By Kelsey Butler
Anniston Museum of Natural History
Why are plant, animal, and insect populations declining? And what can we do to stop it? These are questions buzzing around the newest exhibit at the Anniston Museum of Natural History.
The Battling Extinction exhibit is included in museum admission. AMNH Education Director Sarah Burke says the exhibit will be up through the holidays. “That way we know that our holiday folks that come through with their families will have the opportunity to see it.”
“Our mission statement is to enhance public knowledge in understanding and appreciation of living things and their environments,” Burke continues. “So this [exhibit] is, I would think, one-hundred percent to our mission.”
Standing in the exhibit hall, you are surrounded by white walls covered in photos and taxidermy of incredible creatures that could disappear altogether. It’s a heavy feeling.
The Battling Extinction exhibit is family friendly and explains words like endangered and extinct as well as the reasons populations are declining. The exhibit teaches about the Endangered Species Act and the organizations working to preserve plant and animal habitats.
Burke encourages visitors to utilize hands on stations such as the African elephant tusk on display. “That is truly an African elephant tusk, you can see the wear and tear on it that the elephant had throughout its life, using it for digging holes or moving things.”
There are barriers protecting most of the items on display and Burke says “One way that our public can help us is be respectful of what they’re seeing to make sure that future generations can learn about these animals without having to impact our wild population.”
“As a museum, first we want to educate, but we also want to preserve our collection and make sure that you can bring your grandkids and your great grandkids and all those guys can come back and learn about it too.”
Endangered species may sound like a problem far from our home here in Northeast Alabama, but Battling Extinction show us that there are species here who need our protection. “[Alabama is] number four for biodiversity, as far as states go, which is a huge feather in our cap, but that doesn’t mean that we don’t have plants and animals that are struggling,” Burke explains. “So we address the fact that Alabama does have endangered species in it, but we talk about how we have motions in place in order to protect the habitat and the species.”
At the end of the exhibit, you get to some good news.
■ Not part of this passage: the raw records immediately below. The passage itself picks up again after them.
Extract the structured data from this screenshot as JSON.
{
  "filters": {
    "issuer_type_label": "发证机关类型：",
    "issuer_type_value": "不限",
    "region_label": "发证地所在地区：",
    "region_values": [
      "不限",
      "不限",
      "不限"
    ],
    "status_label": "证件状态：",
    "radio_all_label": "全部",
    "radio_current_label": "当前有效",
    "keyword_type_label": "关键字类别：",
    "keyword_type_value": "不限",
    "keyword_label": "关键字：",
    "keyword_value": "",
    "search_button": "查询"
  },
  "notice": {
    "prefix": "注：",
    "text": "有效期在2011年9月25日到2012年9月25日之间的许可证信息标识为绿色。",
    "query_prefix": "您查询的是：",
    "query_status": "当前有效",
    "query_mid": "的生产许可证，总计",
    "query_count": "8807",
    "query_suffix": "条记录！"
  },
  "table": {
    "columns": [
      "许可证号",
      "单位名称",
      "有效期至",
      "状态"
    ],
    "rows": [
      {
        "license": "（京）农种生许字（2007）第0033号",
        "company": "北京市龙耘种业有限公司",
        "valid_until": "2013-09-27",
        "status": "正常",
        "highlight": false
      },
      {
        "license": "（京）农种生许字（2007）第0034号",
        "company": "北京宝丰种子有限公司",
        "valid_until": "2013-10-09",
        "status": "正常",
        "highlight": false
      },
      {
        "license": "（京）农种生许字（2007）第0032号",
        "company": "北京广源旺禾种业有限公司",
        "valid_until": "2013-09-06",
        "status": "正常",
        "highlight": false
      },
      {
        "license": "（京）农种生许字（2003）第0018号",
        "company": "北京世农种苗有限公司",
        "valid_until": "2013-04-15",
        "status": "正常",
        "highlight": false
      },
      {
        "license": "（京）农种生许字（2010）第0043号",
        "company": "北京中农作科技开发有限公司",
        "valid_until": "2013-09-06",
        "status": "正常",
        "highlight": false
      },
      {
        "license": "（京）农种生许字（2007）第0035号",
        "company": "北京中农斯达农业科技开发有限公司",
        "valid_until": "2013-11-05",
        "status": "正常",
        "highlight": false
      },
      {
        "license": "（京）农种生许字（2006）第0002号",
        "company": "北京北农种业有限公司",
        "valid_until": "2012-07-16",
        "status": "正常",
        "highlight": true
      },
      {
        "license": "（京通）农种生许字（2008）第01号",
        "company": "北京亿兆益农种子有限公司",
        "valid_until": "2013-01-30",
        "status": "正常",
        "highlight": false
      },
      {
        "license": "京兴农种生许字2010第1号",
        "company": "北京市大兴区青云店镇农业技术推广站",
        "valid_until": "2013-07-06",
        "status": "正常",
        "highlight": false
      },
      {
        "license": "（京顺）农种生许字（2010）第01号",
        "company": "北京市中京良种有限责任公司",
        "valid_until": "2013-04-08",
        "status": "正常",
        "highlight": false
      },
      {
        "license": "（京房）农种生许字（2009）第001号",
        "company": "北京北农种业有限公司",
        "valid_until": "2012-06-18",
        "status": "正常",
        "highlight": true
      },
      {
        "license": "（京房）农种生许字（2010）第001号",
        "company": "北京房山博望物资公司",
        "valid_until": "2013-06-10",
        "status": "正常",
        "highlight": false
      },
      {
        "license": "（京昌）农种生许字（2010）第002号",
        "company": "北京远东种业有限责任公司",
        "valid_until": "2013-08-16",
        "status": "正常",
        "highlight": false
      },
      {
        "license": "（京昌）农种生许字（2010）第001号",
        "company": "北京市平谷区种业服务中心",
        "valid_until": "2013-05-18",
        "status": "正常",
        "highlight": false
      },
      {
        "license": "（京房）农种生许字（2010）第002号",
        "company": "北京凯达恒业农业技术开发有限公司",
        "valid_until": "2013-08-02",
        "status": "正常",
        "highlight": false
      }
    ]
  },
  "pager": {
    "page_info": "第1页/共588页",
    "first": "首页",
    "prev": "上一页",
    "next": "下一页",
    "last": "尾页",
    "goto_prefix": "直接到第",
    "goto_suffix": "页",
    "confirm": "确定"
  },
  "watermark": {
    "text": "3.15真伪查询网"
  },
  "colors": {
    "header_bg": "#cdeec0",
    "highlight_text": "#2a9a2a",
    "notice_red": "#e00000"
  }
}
You’ll learn about the bald eagle and the American alligator, both of which are success stories because of the Endangered Species Act. “So we discuss that and then what you can do in your everyday lives: turn the water off, turn the lights out, recycling, biking to work if you can,” Burke says. “Little things, even in Calhoun County, make a difference.”
The Battling Extinction exhibit is capped off with a thank-you station. “There are a couple of local organizations on there that you can write thank-you notes to about what they’re doing for our environment too,” Burke says. “At then end of [the exhibit] we’re going to bundle them all up and send them to the appropriate organizations.”